Bloomberg - Feb 21 In separate Feb. 21 letters, the Association of Global Automakers and the Alliance of Automobile Manufacturers asked U.S. Environmental Protection Agency (EPA) administrator Scott Pruitt to withdraw the agency’s Jan. 13 determination, made in the final days of President Obama’s administration, that light-vehicle greenhouse gas emissions standards through 2025 should remain unchanged from when they took effect in 2012. The letters mark an escalation in the auto industry’s campaign to shape efficiency regulations that they say are overly demanding amid cheap gasoline and tepid demand for the most fuel-efficient vehicles, and could jeopardize industry jobs. In 2011, automakers agreed to the 2025 efficiency rules in a landmark deal brokered by the Obama administration to boost fuel economy to a fleet average of more than 50 miles per gallon by 2025. The agreement aligned tailpipe greenhouse gas limits set by the EPA and California’s Air Resources Board with fuel economy regulations governed by the National Highway Traffic Safety Administration.

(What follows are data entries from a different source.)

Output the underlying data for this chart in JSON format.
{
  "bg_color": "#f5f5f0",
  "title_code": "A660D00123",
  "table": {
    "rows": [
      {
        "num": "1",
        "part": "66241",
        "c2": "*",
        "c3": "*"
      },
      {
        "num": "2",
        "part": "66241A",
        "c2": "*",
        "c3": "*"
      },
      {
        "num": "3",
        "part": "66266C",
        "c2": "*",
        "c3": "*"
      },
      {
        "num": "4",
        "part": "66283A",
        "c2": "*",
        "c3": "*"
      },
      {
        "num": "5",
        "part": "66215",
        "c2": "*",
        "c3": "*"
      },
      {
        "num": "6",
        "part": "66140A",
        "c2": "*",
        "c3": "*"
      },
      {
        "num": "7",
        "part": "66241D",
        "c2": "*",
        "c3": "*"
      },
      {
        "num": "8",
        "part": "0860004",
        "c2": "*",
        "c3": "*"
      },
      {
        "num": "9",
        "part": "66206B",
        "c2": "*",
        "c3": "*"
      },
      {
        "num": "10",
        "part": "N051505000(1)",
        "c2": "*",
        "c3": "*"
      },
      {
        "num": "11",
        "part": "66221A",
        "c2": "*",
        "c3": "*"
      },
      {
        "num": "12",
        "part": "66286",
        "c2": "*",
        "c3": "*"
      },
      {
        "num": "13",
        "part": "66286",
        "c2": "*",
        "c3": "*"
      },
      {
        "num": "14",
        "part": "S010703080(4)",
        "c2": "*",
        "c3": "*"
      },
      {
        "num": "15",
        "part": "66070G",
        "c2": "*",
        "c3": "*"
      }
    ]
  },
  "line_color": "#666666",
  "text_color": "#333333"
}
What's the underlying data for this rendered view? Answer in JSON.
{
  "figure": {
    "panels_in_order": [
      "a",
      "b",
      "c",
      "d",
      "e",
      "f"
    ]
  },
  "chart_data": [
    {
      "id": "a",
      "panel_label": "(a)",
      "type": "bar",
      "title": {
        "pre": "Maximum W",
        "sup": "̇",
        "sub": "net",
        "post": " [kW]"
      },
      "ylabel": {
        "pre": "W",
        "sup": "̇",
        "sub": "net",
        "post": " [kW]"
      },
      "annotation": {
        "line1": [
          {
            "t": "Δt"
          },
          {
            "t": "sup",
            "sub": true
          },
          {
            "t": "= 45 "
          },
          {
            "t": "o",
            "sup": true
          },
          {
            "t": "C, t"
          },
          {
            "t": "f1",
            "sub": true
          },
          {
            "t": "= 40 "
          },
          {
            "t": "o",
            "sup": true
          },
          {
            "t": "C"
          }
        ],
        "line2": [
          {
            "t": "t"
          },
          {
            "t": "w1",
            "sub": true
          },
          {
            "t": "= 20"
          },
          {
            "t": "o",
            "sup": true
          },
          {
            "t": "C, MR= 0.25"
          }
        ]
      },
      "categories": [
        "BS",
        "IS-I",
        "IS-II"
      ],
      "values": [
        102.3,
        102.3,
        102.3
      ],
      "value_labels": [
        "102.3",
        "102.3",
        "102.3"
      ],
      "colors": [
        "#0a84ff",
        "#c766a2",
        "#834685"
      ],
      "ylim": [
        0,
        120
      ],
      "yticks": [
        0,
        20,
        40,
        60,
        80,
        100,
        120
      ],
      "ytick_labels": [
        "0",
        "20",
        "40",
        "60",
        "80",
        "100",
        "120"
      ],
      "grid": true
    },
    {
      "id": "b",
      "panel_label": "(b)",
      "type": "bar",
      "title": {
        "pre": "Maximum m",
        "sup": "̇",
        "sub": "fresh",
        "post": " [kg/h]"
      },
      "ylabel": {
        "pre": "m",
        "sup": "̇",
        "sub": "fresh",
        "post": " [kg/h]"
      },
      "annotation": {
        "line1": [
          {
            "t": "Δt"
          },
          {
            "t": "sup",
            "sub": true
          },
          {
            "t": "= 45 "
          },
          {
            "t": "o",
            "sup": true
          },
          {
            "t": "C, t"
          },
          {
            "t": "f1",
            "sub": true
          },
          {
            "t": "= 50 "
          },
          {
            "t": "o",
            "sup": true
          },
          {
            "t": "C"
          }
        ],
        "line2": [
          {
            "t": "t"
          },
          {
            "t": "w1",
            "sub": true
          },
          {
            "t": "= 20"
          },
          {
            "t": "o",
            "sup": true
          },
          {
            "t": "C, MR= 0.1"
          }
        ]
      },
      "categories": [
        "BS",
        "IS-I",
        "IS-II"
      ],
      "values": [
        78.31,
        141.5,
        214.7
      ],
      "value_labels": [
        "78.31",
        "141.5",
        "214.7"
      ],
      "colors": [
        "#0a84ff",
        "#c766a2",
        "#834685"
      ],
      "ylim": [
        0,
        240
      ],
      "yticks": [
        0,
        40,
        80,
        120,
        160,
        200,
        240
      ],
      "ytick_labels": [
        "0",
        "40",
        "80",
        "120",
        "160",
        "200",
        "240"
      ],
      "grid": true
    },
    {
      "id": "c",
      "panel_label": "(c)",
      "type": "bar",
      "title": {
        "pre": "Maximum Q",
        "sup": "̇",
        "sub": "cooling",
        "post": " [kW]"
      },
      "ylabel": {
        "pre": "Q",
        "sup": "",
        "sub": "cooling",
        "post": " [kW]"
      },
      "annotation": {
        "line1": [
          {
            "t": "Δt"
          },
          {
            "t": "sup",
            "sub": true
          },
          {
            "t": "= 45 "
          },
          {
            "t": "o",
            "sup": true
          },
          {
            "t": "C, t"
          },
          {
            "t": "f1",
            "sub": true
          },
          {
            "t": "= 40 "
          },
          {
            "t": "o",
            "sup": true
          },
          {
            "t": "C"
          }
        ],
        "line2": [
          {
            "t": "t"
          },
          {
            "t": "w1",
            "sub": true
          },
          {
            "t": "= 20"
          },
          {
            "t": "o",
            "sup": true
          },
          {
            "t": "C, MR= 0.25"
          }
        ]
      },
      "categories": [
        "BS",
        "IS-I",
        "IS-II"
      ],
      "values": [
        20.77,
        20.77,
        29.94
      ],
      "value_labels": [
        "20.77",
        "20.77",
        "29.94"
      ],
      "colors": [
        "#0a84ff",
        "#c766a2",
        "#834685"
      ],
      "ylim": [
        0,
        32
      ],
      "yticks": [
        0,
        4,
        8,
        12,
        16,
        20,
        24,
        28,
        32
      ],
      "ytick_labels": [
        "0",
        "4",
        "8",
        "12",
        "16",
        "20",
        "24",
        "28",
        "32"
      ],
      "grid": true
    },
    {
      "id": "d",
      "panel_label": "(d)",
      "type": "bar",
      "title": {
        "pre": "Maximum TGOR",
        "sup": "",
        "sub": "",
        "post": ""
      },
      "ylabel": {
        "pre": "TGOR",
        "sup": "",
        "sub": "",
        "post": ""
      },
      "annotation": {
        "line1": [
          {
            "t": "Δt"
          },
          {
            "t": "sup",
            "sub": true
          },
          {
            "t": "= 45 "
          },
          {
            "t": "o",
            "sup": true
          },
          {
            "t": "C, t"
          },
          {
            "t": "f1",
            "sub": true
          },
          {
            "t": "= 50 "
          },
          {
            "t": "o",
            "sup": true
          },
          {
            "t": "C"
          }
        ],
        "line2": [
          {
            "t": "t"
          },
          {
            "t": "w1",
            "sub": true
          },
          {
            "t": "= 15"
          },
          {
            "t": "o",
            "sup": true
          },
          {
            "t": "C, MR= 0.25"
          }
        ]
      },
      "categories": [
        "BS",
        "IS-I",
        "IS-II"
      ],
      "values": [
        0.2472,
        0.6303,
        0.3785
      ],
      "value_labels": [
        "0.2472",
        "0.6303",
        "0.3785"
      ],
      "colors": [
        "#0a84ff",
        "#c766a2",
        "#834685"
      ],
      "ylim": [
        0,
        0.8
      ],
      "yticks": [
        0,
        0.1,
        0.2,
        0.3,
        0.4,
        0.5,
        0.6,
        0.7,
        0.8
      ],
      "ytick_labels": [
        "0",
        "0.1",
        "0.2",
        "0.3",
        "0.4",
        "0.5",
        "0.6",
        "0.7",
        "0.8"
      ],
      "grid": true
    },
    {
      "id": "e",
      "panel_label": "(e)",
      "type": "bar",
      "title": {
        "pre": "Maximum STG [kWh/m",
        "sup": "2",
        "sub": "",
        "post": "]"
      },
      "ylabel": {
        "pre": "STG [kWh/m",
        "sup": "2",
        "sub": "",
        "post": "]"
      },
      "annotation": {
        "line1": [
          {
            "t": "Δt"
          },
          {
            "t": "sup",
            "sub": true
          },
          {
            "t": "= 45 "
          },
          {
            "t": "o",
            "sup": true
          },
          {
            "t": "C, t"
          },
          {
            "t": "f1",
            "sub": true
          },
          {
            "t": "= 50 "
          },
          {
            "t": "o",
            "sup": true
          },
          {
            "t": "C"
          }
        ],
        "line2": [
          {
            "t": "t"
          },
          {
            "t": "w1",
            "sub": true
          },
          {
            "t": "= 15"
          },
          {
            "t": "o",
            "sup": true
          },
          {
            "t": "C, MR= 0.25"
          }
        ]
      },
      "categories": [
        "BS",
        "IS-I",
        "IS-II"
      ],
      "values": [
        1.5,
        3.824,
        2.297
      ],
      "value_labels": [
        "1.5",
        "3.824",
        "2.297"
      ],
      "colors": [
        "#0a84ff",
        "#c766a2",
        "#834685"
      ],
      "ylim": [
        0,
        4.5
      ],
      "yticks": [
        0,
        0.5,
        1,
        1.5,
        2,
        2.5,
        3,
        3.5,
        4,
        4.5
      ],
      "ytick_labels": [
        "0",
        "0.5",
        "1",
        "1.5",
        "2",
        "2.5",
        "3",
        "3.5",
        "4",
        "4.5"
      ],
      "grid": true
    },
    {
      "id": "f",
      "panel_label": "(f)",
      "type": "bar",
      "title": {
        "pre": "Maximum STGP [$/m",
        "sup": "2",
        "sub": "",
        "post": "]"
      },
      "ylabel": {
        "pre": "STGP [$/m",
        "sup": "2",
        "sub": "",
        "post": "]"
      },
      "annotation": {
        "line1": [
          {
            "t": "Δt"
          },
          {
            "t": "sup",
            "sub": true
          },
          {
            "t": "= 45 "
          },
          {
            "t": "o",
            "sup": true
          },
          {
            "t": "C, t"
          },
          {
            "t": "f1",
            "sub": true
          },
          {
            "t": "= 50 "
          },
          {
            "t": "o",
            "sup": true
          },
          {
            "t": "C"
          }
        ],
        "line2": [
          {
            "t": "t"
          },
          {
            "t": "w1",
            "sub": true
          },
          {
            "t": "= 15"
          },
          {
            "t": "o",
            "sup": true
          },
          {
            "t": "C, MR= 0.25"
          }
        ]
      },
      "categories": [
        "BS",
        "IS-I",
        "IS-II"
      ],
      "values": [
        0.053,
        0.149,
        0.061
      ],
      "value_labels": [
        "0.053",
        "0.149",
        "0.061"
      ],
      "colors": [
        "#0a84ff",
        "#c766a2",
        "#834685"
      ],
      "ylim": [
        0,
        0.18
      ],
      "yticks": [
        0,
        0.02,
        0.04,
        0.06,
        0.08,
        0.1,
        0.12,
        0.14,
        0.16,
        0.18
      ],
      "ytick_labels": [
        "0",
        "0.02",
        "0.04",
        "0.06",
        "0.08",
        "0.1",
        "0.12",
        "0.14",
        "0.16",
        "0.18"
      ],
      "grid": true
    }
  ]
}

Court supports order to divert water to support salmon

SFGate - Feb 21 The Ninth Circuit Court of Appeals ruled Tuesday that the U.S. Bureau of Reclamation (Bureau) had authority under a 1955 federal law to release Trinity River water from the Lewiston Dam in 2013 into the Klamath River, where salmon were migrating to their spawning grounds. That law allowed the government to take “appropriate measures” to preserve fish and wildlife, the court said. There was no immediate comment from lawyers for the Westlands Water District and the San Luis & Delta-Mendota Water Authority, which challenged the Bureau’s actions. For about 50 years, water from the Trinity River, a Klamath tributary, has been largely diverted to the federal Central Valley Project for agricultural use, but the deaths of about 34,000 Klamath River salmon prompted a federal judge in 2002 to authorize increased flows to the river. As water supplies dwindled in 2013, the Bureau ordered renewed flows from Lewiston Dam to protect the salmon, and did so again the following two years.

 

DISCLAIMER: Because of the generality of this update, the information provided herein may not be applicable in all situations and should not be acted upon without specific legal advice based on particular situations.